A vez da última vez

A gente nunca sabe quando é a última vez de verdade. Seja do que for. Como aquela "última vez" que vem na extremidade de uma insatisfação ou na ameaça que traveste um pedido magoado: "seja a última vez que você faça isso comigo...!" Um dia, quando menos se espera, esse tipo de última vez foi a última mesmo, e aí, não tem mais jeito, foi como a última gota d'água que fez o copo da paciência transbordar. Existe a "última vez" que, com as promessas oportunas no reconhecimento dos erros que se comete, vão doer bem fundo dentro de um coração apaixonado. Existe sempre uma "última vez" disso, daquilo ou para aquilo, mas a maioria nunca é levada a sério. Uma das piores "última vez" é aquela com que assumimos um compromisso silencioso dentro de um quarto transformado em caverna, o esconderijo para todos os nossos medos e onde guardamos todas as malas cheias do nosso passado.
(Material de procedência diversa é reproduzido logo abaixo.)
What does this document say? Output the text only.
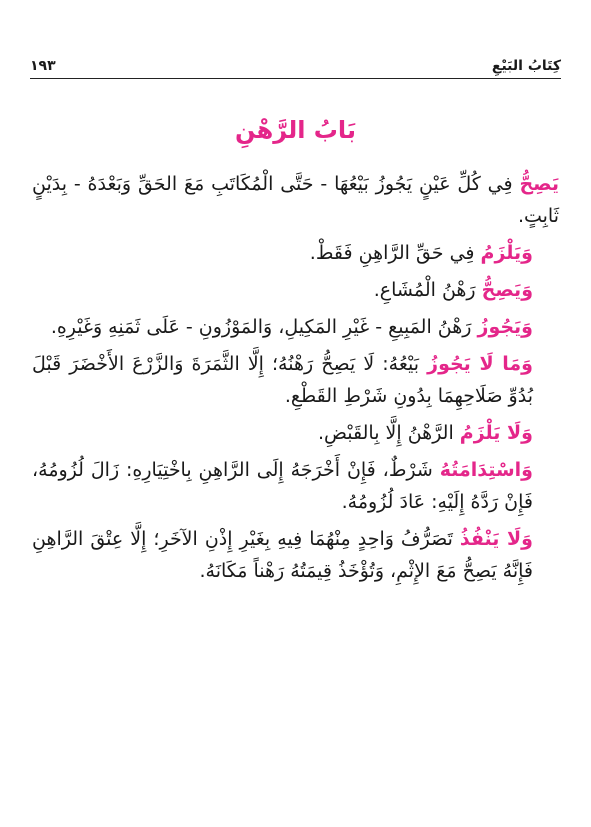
كِتَابُ البَيْعِ
١٩٣
بَابُ الرَّهْنِ

يَصِحُّ فِي كُلِّ عَيْنٍ يَجُوزُ بَيْعُهَا - حَتَّى الْمُكَاتَبِ مَعَ الحَقِّ وَبَعْدَهُ - بِدَيْنٍ ثَابِتٍ.

وَيَلْزَمُ فِي حَقِّ الرَّاهِنِ فَقَطْ.

وَيَصِحُّ رَهْنُ الْمُشَاعِ.

وَيَجُوزُ رَهْنُ المَبِيعِ - غَيْرِ المَكِيلِ، وَالمَوْزُونِ - عَلَى ثَمَنِهِ وَغَيْرِهِ.

وَمَا لَا يَجُوزُ بَيْعُهُ: لَا يَصِحُّ رَهْنُهُ؛ إِلَّا الثَّمَرَةَ وَالزَّرْعَ الأَخْضَرَ قَبْلَ بُدُوِّ صَلَاحِهِمَا بِدُونِ شَرْطِ القَطْعِ.

وَلَا يَلْزَمُ الرَّهْنُ إِلَّا بِالقَبْضِ.

وَاسْتِدَامَتُهُ شَرْطٌ، فَإِنْ أَخْرَجَهُ إِلَى الرَّاهِنِ بِاخْتِيَارِهِ: زَالَ لُزُومُهُ، فَإِنْ رَدَّهُ إِلَيْهِ: عَادَ لُزُومُهُ.

وَلَا يَنْفُذُ تَصَرُّفُ وَاحِدٍ مِنْهُمَا فِيهِ بِغَيْرِ إِذْنِ الآخَرِ؛ إِلَّا عِتْقَ الرَّاهِنِ فَإِنَّهُ يَصِحُّ مَعَ الإِثْمِ، وَتُؤْخَذُ قِيمَتُهُ رَهْناً مَكَانَهُ.
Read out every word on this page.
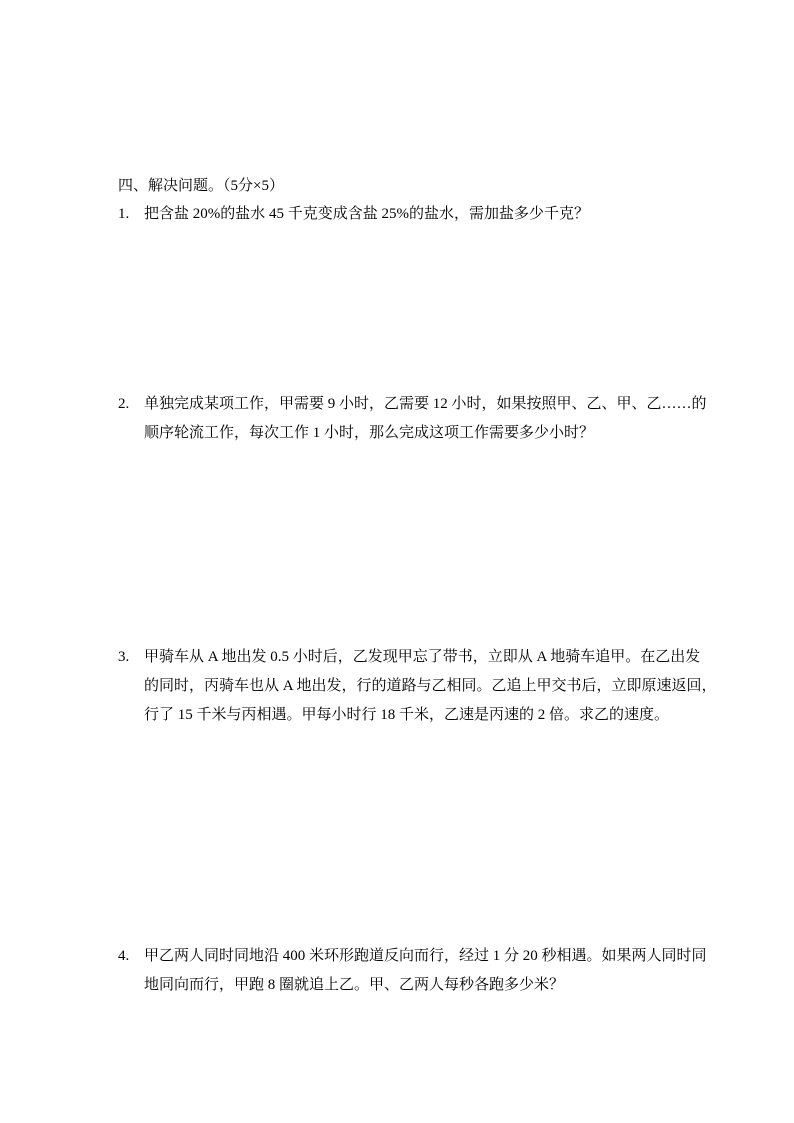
四、解决问题。（5分×5）
1. 把含盐 20%的盐水 45 千克变成含盐 25%的盐水，需加盐多少千克？
2. 单独完成某项工作，甲需要 9 小时，乙需要 12 小时，如果按照甲、乙、甲、乙……的
顺序轮流工作，每次工作 1 小时，那么完成这项工作需要多少小时？
3. 甲骑车从 A 地出发 0.5 小时后，乙发现甲忘了带书，立即从 A 地骑车追甲。在乙出发
的同时，丙骑车也从 A 地出发，行的道路与乙相同。乙追上甲交书后，立即原速返回，
行了 15 千米与丙相遇。甲每小时行 18 千米，乙速是丙速的 2 倍。求乙的速度。
4. 甲乙两人同时同地沿 400 米环形跑道反向而行，经过 1 分 20 秒相遇。如果两人同时同
地同向而行，甲跑 8 圈就追上乙。甲、乙两人每秒各跑多少米？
Geralmente, nunca nos lembramos do primeiro beijo, do primeiro abraço, mas seguramente nunca nos esquecemos da última vez que estivemos na outra ponta de uma despedida com a qual não concordamos e que não houve jeito ou milagre de ainda ter uma promessa de "ultima vez" de ter feito isso ou aquilo. Que bebo, que chego tarde, que grito, que esbravejo, que minto, que engano, que abro a minha porta, a minha janela, que me exponho, que conto meus segredos, que exponho as minhas entranhas, que falo dos meus medos, dos meus desesperos, ou confesso meus absurdos, principalmente quando eles nem precisavam ser confessados assim, mesmo que tenha sido dentro de um desabafo que deveria ter sido só nosso... Na realidade, sempre existe uma última vez escondida e nem sabemos quando ela acontecerá. Ela é traiçoeira, não avisa, mas está sempre lá, à espreita e somos uma presa fácil no ir e no vir, bem na alça da mira de uma flecha certeira, ou, pior, uma bala perdida. Existe a "última vez" que ilustra, dramaticamente, uma história que se conta quando o "ir" já prenunciava o nunca mais voltar. A última vez que vimos, que abraçamos, que brindamos, que rimos juntos, que viajamos, que nos encontramos, que... Tanta coisa! Tanta coisa! Li, nem lembro onde, uma frase que me fez refletir: "o fim da intimidade compulsória com o ritual da despedida..."- que encerra a conscientização da finitude que recusamos aceitar, mas sem jeito de adiar.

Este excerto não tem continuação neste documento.